Biofuel is still a contentious issue
Greenpeace said no progress had been made here, with Brazil "resisting binding rules to prevent the destruction of tropical forests that occurs to make way for biofuel plantations."
The differences between major biofuel producers, like Brazil, and major oil producers was made clear, with Libya and Qatar highlighting the rise in world food prices, which they attributed, at least in part, to using land for biofuel production.
Gabriel made a special point of thanking Arab oil producers for their "extreme flexibility."
Environmental groups were particularly critical of the lack of agreement on banning the trade in illegally logged timber, even though Gabriel claimed there had been progress in the shape of a call to countries for greater action.
On the planting of genetically modified trees, Gabriel said there was agreement that there had to be a "thorough risk analysis" before they were used.
The conference also saw significant announcements from participating countries.

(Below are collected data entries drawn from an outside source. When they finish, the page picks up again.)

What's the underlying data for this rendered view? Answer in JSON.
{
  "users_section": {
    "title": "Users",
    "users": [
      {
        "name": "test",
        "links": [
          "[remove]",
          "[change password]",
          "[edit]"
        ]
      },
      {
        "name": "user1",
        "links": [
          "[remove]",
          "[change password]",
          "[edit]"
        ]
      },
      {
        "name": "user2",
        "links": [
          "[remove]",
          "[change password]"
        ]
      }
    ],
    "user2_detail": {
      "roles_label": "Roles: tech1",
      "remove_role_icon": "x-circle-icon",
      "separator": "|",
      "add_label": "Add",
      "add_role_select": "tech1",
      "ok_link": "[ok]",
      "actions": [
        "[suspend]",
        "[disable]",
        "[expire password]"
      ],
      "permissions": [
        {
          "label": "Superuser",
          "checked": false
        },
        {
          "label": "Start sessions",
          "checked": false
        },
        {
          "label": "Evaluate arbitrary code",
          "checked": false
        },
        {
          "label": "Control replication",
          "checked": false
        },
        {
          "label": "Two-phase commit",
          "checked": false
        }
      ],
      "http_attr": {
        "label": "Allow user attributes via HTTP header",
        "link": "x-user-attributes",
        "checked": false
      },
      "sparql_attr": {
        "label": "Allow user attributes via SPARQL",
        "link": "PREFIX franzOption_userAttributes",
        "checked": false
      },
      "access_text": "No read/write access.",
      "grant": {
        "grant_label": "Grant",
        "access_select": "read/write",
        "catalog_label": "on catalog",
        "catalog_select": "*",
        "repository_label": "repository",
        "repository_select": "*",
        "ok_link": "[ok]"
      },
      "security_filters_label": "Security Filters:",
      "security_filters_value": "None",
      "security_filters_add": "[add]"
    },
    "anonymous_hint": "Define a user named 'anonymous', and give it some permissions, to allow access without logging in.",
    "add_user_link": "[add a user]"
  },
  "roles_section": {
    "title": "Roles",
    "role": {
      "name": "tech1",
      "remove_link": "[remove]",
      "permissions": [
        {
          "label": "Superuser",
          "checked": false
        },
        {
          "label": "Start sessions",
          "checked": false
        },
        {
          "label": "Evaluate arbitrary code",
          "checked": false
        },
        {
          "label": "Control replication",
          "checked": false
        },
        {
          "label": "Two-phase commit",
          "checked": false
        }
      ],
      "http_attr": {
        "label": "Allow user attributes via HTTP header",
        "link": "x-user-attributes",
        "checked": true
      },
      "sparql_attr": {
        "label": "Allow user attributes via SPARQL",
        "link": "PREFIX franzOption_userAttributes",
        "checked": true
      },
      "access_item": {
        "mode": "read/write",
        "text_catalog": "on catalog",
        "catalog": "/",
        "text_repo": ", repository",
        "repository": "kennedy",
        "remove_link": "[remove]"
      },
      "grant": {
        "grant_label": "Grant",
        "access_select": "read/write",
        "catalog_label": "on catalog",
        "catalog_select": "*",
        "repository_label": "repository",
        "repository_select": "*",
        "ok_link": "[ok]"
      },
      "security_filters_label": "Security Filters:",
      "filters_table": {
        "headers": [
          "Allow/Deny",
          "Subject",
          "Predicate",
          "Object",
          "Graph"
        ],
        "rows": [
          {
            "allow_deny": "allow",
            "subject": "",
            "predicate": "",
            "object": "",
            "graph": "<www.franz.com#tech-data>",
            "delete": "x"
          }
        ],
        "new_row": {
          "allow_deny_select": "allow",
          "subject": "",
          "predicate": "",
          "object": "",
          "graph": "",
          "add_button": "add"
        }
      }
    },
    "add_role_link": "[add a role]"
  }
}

Environmentalist activists made sure their protest was visible
Brazilian Environment Minister Carlos Minc announced four new protected areas, three of them in the Amazon Basin and stressed his commitment to zero net deforestation by 2020.
And Environment Minister Jose Endundo Bononge said DRC planned a huge new conservation area of up to 15 billion hectares -- or the size of Greece.
At a final plenary session continuing into Friday evening, conference delegates reached consensus agreement on dozens of changes to the final text, with Gabriel finding it necessary to call on some delegations to show flexibility.
The conference is the ninth meeting of the 191 countries participating in the CBD, which was agreed at the 1992 Rio Earth Summit and given added impetus at the Johannesburg Sustainable Development Summit a decade later.